Nidya se dedicó a dar clases de música en un colegio de monjas. A los cuarenta decidió ser madre. Clarisa, su hija, aprendió danzas clásicas y españolas, con eficacia pero sin entusiasmo. Una noche calurosa de fin de año, la nena salió a escena para interpretar la danza del pájaro campana, de tradición paraguaya, con un tocado de plumas. Luego fue el turno de los alumnos y alumnas de Nidya, quien cerró la velada bailando chacareras con un profesor joven de un pueblo vecino. Clarisa miró azorada la escena.

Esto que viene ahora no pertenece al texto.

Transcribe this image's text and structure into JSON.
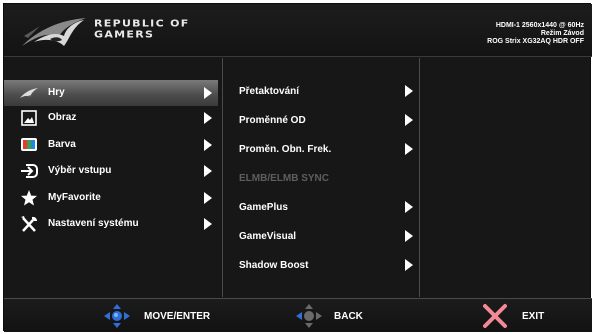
{
  "header": {
    "brand_line1": "REPUBLIC OF",
    "brand_line2": "GAMERS",
    "status_line1": "HDMI-1 2560x1440 @ 60Hz",
    "status_line2": "Režim Závod",
    "status_line3": "ROG Strix XG32AQ HDR OFF"
  },
  "main_menu": [
    {
      "label": "Hry",
      "icon": "rog-eye-icon",
      "selected": true
    },
    {
      "label": "Obraz",
      "icon": "image-icon",
      "selected": false
    },
    {
      "label": "Barva",
      "icon": "color-icon",
      "selected": false
    },
    {
      "label": "Výběr vstupu",
      "icon": "input-icon",
      "selected": false
    },
    {
      "label": "MyFavorite",
      "icon": "star-icon",
      "selected": false
    },
    {
      "label": "Nastavení systému",
      "icon": "tools-icon",
      "selected": false
    }
  ],
  "sub_menu": [
    {
      "label": "Přetaktování",
      "enabled": true
    },
    {
      "label": "Proměnné OD",
      "enabled": true
    },
    {
      "label": "Proměn. Obn. Frek.",
      "enabled": true
    },
    {
      "label": "ELMB/ELMB SYNC",
      "enabled": false
    },
    {
      "label": "GamePlus",
      "enabled": true
    },
    {
      "label": "GameVisual",
      "enabled": true
    },
    {
      "label": "Shadow Boost",
      "enabled": true
    }
  ],
  "footer": {
    "move_label": "MOVE/ENTER",
    "back_label": "BACK",
    "exit_label": "EXIT"
  },
  "colors": {
    "accent_blue": "#2f6fd8",
    "exit_red": "#f28a96",
    "disabled_text": "#5e5e5e"
  }
}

Al rato, la madre la encontró con el tocado deshecho a sus pies, llorando entre bambalinas.
Clarisa bailó un par de años más. Pero finalmente usó sus trajes para acunar perros, gatos y otros bichos heridos que aparecían en los fondos del patio. Nidya jura que una vez llegó un caimán pequeño por una tubería y que unos vecinos de al lado se lo llevaron y lo cenaron sin aspavientos. Así, con la misma frialdad, Clarisa abandonó el baile y se dedicó a leer libros sobre animales de los hermanos Durrell. Cuando creció, se graduó en veterinaria.
Este verano, aunque se jubiló, Nidya bailó un tinku para un grupo de monjas italianas que visitó el colegio. El tinku es una danza boliviana previa a la Conquista que honraba a la Pachamama. Pero las monjas no se dieron por aludidas y aplaudieron todo, muy correctas. Por esa época, su hija le anunció que sería abuela. Nidya le encargó a su hermana de Buenos Aires unas zapatillitas de raso sin punta de madera. También le preguntó si aún conservaba la foto autografiada de Toumanova que una vez le había regalado. Y bajo el sopor de la siesta, soñó con una niña diminuta que se inclinaba para besarla ensayando su parte en un perfecto pas de deux.